Augustin Ogban of Akamkpa, Cross River State, said his challenge is having access to good seedlings, lack of fertilizer, credit and machines.
What experts say
Based on PREMIUM TIMES investigation, a major challenge afflicting the sector is the lack of proper communication between the government, researchers and farmers.
While the National Root Crops Research Institute, Umudike, says it has developed several improved cassava seedlings, few farmers know about this or have access to them.
“A lot of farmers do not still know what we are doing, a lot of farmers still plant their local varieties, they don’t even have access to these varieties and most of these technologies are still on the shelves hanging, the farmers are not aware,” said Benjamin Okoye, Chief Research Officer, Cassava Research Programme at the institute, hosted by the University of Agriculture, Umudike, Abia State.
He said while the government was making efforts, farmers hardly benefit from those initiatives. He also said insecurity was a recent problem too.
To improve the productivity of cassava in the country, he said awareness must be created to help the farmers in best agricultural practices.

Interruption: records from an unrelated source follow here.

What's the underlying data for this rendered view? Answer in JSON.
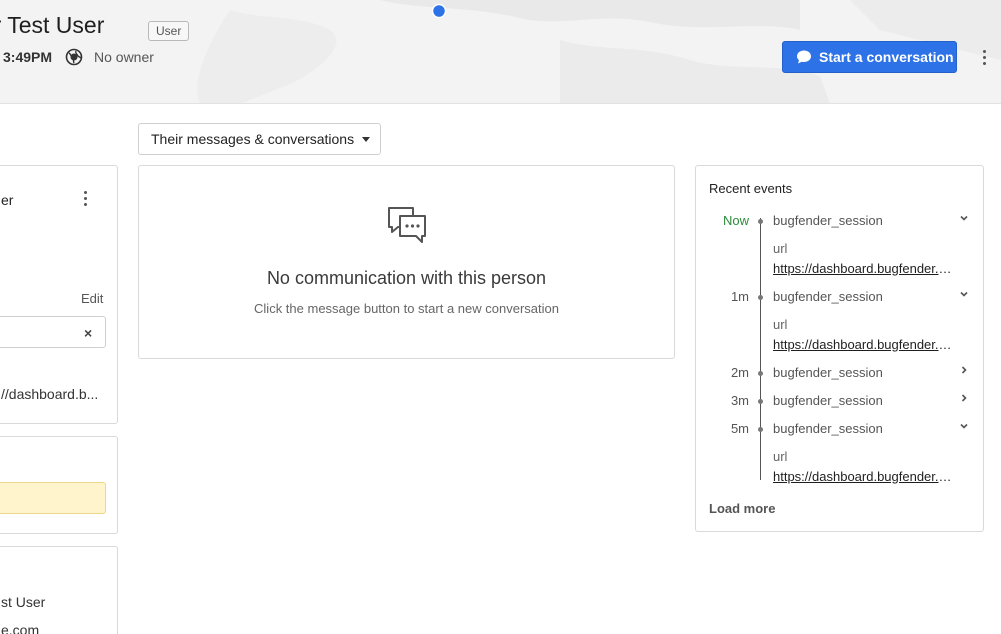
{
  "header": {
    "user_name": "der Test User",
    "user_type_badge": "User",
    "local_time": "3:49PM",
    "owner": "No owner",
    "start_conversation_label": "Start a conversation",
    "accent_color": "#2d72e6"
  },
  "left_panel": {
    "card1_title": "er",
    "edit_label": "Edit",
    "clear_icon": "×",
    "url_value": "//dashboard.b...",
    "card3_name": "st User",
    "card3_email": "e.com"
  },
  "filter": {
    "selected_label": "Their messages & conversations"
  },
  "empty_state": {
    "title": "No communication with this person",
    "subtitle": "Click the message button to start a new conversation"
  },
  "recent_events": {
    "title": "Recent events",
    "load_more_label": "Load more",
    "items": [
      {
        "time": "Now",
        "name": "bugfender_session",
        "expanded": true,
        "key": "url",
        "value": "https://dashboard.bugfender.com/"
      },
      {
        "time": "1m",
        "name": "bugfender_session",
        "expanded": true,
        "key": "url",
        "value": "https://dashboard.bugfender.com/"
      },
      {
        "time": "2m",
        "name": "bugfender_session",
        "expanded": false
      },
      {
        "time": "3m",
        "name": "bugfender_session",
        "expanded": false
      },
      {
        "time": "5m",
        "name": "bugfender_session",
        "expanded": true,
        "key": "url",
        "value": "https://dashboard.bugfender.com/"
      }
    ]
  }
}
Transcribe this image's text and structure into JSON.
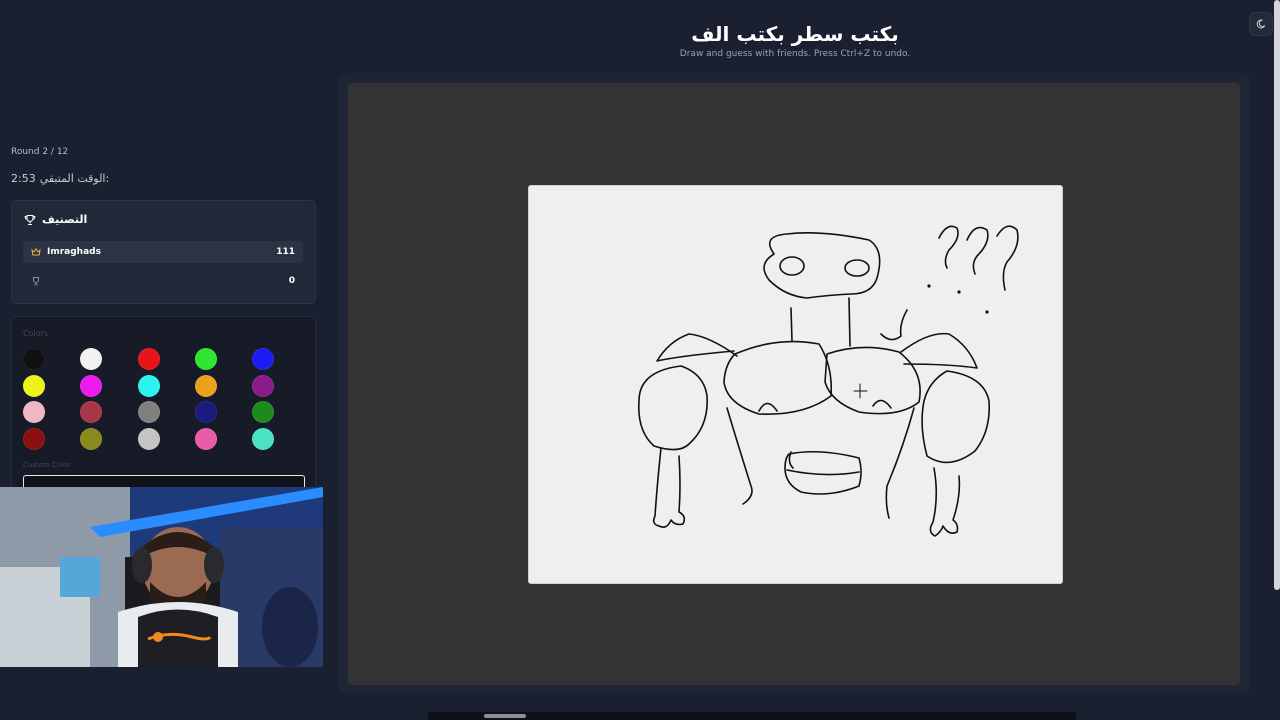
{
  "header": {
    "title": "بكتب سطر بكتب الف",
    "subtitle": "Draw and guess with friends. Press Ctrl+Z to undo."
  },
  "theme_toggle_icon": "moon-icon",
  "game": {
    "round": "Round 2 / 12",
    "time_label": "الوقت المتبقي:",
    "time_value": "2:53"
  },
  "leaderboard": {
    "title": "التصنيف",
    "title_icon": "trophy-icon",
    "players": [
      {
        "name": "Imraghads",
        "score": "111",
        "icon": "crown-icon"
      },
      {
        "name": "",
        "score": "0",
        "icon": "trophy-icon"
      }
    ]
  },
  "palette": {
    "label": "Colors",
    "custom_label": "Custom Color",
    "colors": [
      "#111111",
      "#f2f2f2",
      "#e8141c",
      "#2ee62e",
      "#1c1cf0",
      "#eef21a",
      "#ee1aee",
      "#2ef2f2",
      "#eaa21c",
      "#8a1c8a",
      "#f0b8c4",
      "#a83848",
      "#808080",
      "#1a1a80",
      "#1e8a1e",
      "#8a1010",
      "#8a8a1a",
      "#c4c4c4",
      "#ea5ca8",
      "#4ae2c0"
    ]
  },
  "colors": {
    "background": "#1b2030",
    "panel": "#212838",
    "canvas_frame": "#333333",
    "drawing_board": "#efefef"
  }
}
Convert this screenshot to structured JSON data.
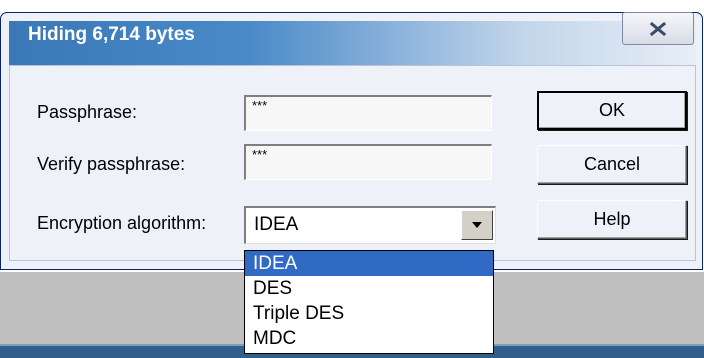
{
  "dialog": {
    "title": "Hiding 6,714 bytes",
    "close_label": "X"
  },
  "form": {
    "passphrase_label": "Passphrase:",
    "passphrase_value": "***",
    "verify_label": "Verify passphrase:",
    "verify_value": "***",
    "algorithm_label": "Encryption algorithm:",
    "algorithm_value": "IDEA"
  },
  "buttons": {
    "ok": "OK",
    "cancel": "Cancel",
    "help": "Help"
  },
  "dropdown": {
    "options": [
      "IDEA",
      "DES",
      "Triple DES",
      "MDC"
    ],
    "selected": "IDEA"
  },
  "icons": {
    "close": "close-icon",
    "combo_arrow": "chevron-down-icon"
  }
}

“The government has done a lot in terms of providing support to farmers in agriculture. Now, it is like a channel, the government might give the support and how it is disseminated to the farmers is another thing. And again how are the farmers using such support, some of them may use it for wrong purposes, therefore, proper supervision is needed in order to have higher productivity,” he added.
Mr Atser said the government should invest in seed system and collaborate with research institutes to develop a mechanism where seed (stem) can be developed in a sustainable manner so that farmers can have access to the improved varieties.
“There must be an information dissemination mechanism where local farmers can be empowered with basic information on weed control and how to access the improved seed varieties,” he said.
“Also, the government should invest in research and development of cassava because cassava is the crop that will save Africa from hunger.”